La notion d'autorité vient d'être définie dans un sens plutôt juridique et social. C'est son caractère nécessaire, voire indispensable à la structure de toute société qui la rend légitime pour le plus grand nombre et qui permet de l'opposer erga omnes (à condition bien sûr, qu'elle soit régulière juridiquement) On ne doit pas oublier, non plus, ce qu'on appelle l’autorité naturelle pouvant se dégager d'une personne (et là encore l'aspect bénéfique est sous-jacent).Sur le plan professionnel, par exemple, on attribuera à une personne une autorité certaine si elle inspire, de par sa compétence et sa moralité, la confiance qui permettra d'obtenir le meilleur de chacun et la bonne entente entre les différents individus du groupe.

Le problème de l'autorité est au centre de la philosophie politique et de la sociologie.

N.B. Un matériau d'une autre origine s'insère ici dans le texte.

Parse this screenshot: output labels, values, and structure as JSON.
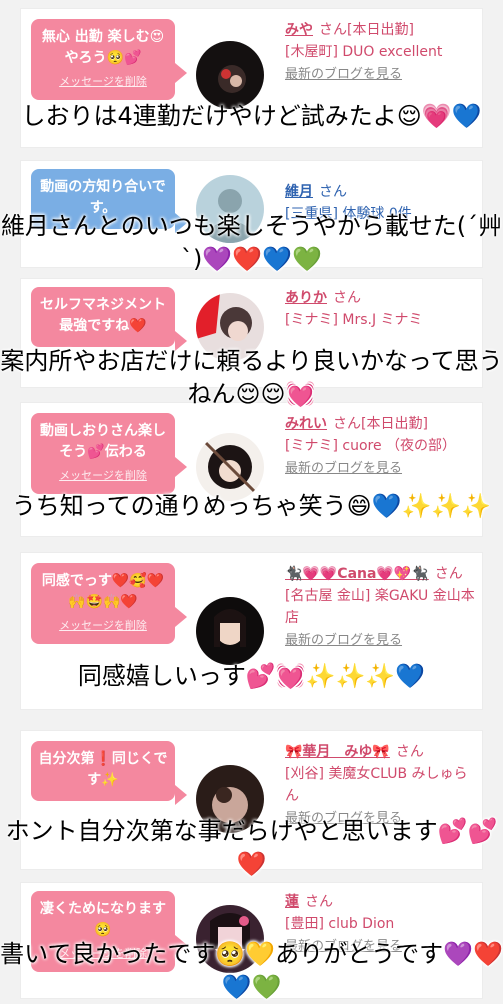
{
  "colors": {
    "bubble_pink": "#f4889f",
    "bubble_blue": "#7aaee4",
    "name_pink": "#d04a6c",
    "name_blue": "#2f63b0",
    "overlay_text": "#000000"
  },
  "cards": [
    {
      "bubble": "無心 出勤 楽しむ😍やろう🥺💕",
      "bubble_color": "pink",
      "delete_label": "メッセージを削除",
      "name": "みや",
      "san": "さん[本日出勤]",
      "shop": "[木屋町] DUO excellent",
      "blog": "最新のブログを見る",
      "overlay": "しおりは4連勤だけやけど試みたよ😌💗💙"
    },
    {
      "bubble": "動画の方知り合いです。",
      "bubble_color": "blue",
      "delete_label": "",
      "name": "維月",
      "san": "さん",
      "shop": "[三重県] 体験球 0件",
      "blog": "",
      "overlay": "維月さんとのいつも楽しそうやから載せた(´艸`)💜❤️💙💚"
    },
    {
      "bubble": "セルフマネジメント最強ですね❤️",
      "bubble_color": "pink",
      "delete_label": "",
      "name": "ありか",
      "san": "さん",
      "shop": "[ミナミ] Mrs.J ミナミ",
      "blog": "",
      "overlay": "案内所やお店だけに頼るより良いかなって思うねん😌😌💓"
    },
    {
      "bubble": "動画しおりさん楽しそう💕伝わる",
      "bubble_color": "pink",
      "delete_label": "メッセージを削除",
      "name": "みれい",
      "san": "さん[本日出勤]",
      "shop": "[ミナミ] cuore （夜の部）",
      "blog": "最新のブログを見る",
      "overlay": "うち知っての通りめっちゃ笑う😄💙✨✨✨"
    },
    {
      "bubble": "同感でっす❤️🥰❤️🙌🤩🙌❤️",
      "bubble_color": "pink",
      "delete_label": "メッセージを削除",
      "name": "🐈‍⬛💗💗Cana💗💖🐈‍⬛",
      "san": "さん",
      "shop": "[名古屋 金山] 楽GAKU 金山本店",
      "blog": "最新のブログを見る",
      "overlay": "同感嬉しいっす💕💓✨✨✨💙"
    },
    {
      "bubble": "自分次第❗️同じくです✨",
      "bubble_color": "pink",
      "delete_label": "",
      "name": "🎀華月　みゆ🎀",
      "san": "さん",
      "shop": "[刈谷] 美魔女CLUB みしゅらん",
      "blog": "最新のブログを見る",
      "overlay": "ホント自分次第な事だらけやと思います💕💕❤️"
    },
    {
      "bubble": "凄くためになります🥺",
      "bubble_color": "pink",
      "delete_label": "メッセージを削除",
      "name": "蓮",
      "san": "さん",
      "shop": "[豊田] club Dion",
      "blog": "最新のブログを見る",
      "overlay": "書いて良かったです🥺💛ありがとうです💜❤️💙💚"
    }
  ]
}
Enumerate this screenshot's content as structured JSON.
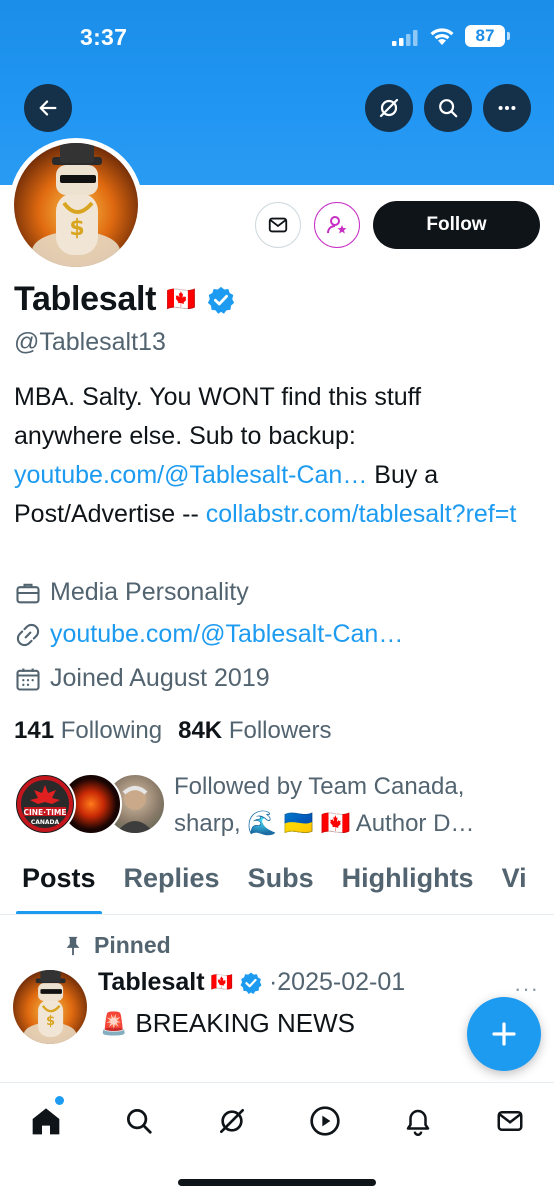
{
  "status_bar": {
    "time": "3:37",
    "battery": "87"
  },
  "profile": {
    "name": "Tablesalt",
    "flag": "🇨🇦",
    "handle": "@Tablesalt13",
    "follow_label": "Follow",
    "bio_text_1": "MBA. Salty. You WONT find this stuff anywhere else. Sub to backup: ",
    "bio_link_1": "youtube.com/@Tablesalt-Can…",
    "bio_text_2": " Buy a Post/Advertise -- ",
    "bio_link_2": "collabstr.com/​tablesalt?ref=t",
    "category": "Media Personality",
    "website": "youtube.com/@Tablesalt-Can…",
    "joined": "Joined August 2019",
    "following_count": "141",
    "following_label": "Following",
    "followers_count": "84K",
    "followers_label": "Followers",
    "followed_by_1": "Followed by Team Canada,",
    "followed_by_2": "sharp, 🌊 🇺🇦 🇨🇦 Author D…"
  },
  "tabs": [
    "Posts",
    "Replies",
    "Subs",
    "Highlights",
    "Vi"
  ],
  "pinned_post": {
    "pinned_label": "Pinned",
    "name": "Tablesalt",
    "flag": "🇨🇦",
    "date": "·2025-02-01",
    "more": "···",
    "siren": "🚨",
    "text": "BREAKING NEWS"
  },
  "colors": {
    "accent": "#1d9bf0",
    "banner": "#1f93ee",
    "subscribe": "#c72ec4"
  },
  "icons": [
    "back-arrow-icon",
    "grok-icon",
    "search-icon",
    "more-icon",
    "mail-icon",
    "subscribe-icon",
    "verified-icon",
    "briefcase-icon",
    "link-icon",
    "calendar-icon",
    "pin-icon",
    "plus-icon",
    "home-icon",
    "explore-icon",
    "play-icon",
    "bell-icon"
  ]
}
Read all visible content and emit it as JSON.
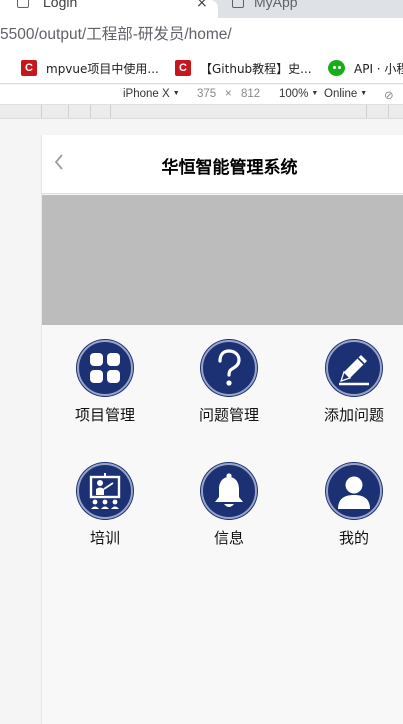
{
  "browser": {
    "tabs": [
      {
        "title": "Login",
        "active": true
      },
      {
        "title": "MyApp",
        "active": false
      }
    ],
    "close_glyph": "×",
    "url": "5500/output/工程部-研发员/home/",
    "bookmarks": [
      {
        "label": "mpvue项目中使用...",
        "icon": "csdn-icon"
      },
      {
        "label": "【Github教程】史...",
        "icon": "csdn-icon"
      },
      {
        "label": "API · 小程",
        "icon": "wechat-icon"
      }
    ]
  },
  "device_toolbar": {
    "device": "iPhone X",
    "width": "375",
    "times": "×",
    "height": "812",
    "zoom": "100%",
    "network": "Online"
  },
  "app": {
    "title": "华恒智能管理系统",
    "accent_color": "#1c3074",
    "banner_color": "#bcbcbc",
    "menu": [
      {
        "label": "项目管理",
        "icon": "grid-apps-icon"
      },
      {
        "label": "问题管理",
        "icon": "question-icon"
      },
      {
        "label": "添加问题",
        "icon": "edit-pencil-icon"
      },
      {
        "label": "培训",
        "icon": "training-presentation-icon"
      },
      {
        "label": "信息",
        "icon": "bell-icon"
      },
      {
        "label": "我的",
        "icon": "user-icon"
      }
    ]
  }
}
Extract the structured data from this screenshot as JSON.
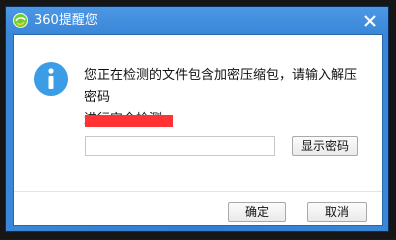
{
  "window": {
    "title": "360提醒您"
  },
  "message": {
    "text": "您正在检测的文件包含加密压缩包，请输入解压密码\n进行安全检测。"
  },
  "password": {
    "value": "",
    "placeholder": ""
  },
  "buttons": {
    "show_password_label": "显示密码",
    "ok_label": "确定",
    "cancel_label": "取消"
  },
  "colors": {
    "titlebar": "#3a86d8",
    "accent_red": "#ff3333",
    "info_icon": "#3b9de6"
  },
  "icons": {
    "logo": "360-logo-icon",
    "close": "close-icon",
    "info": "info-icon"
  }
}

Si, depuis Platon, tous les écrits philosophiques contiennent des discussions de l'autorité, on peut citer comme auteurs contemporains Max Weber (qui a formulé une célèbre définition du pouvoir charismatique), Alexandre Kojève qui s'inspirait librement d'Hegel, Carl Schmitt et enfin Giorgio Agamben, qui dénonce l'autorité comme "mythologème" de la philosophie politique.

[modifier] L'autorité dans la pensée chinoise

Chez Confucius, l'art de gouverner se fonde sur la rectitude politique, articulée autour du double principe du Li (Raison et Loi à la base des droits et devoirs mutuels, dans le sens de la force du droit, en contraste au droit de la force) et du Chi (énergie psychique, âme, cœur, courage, proche de l'anima latin).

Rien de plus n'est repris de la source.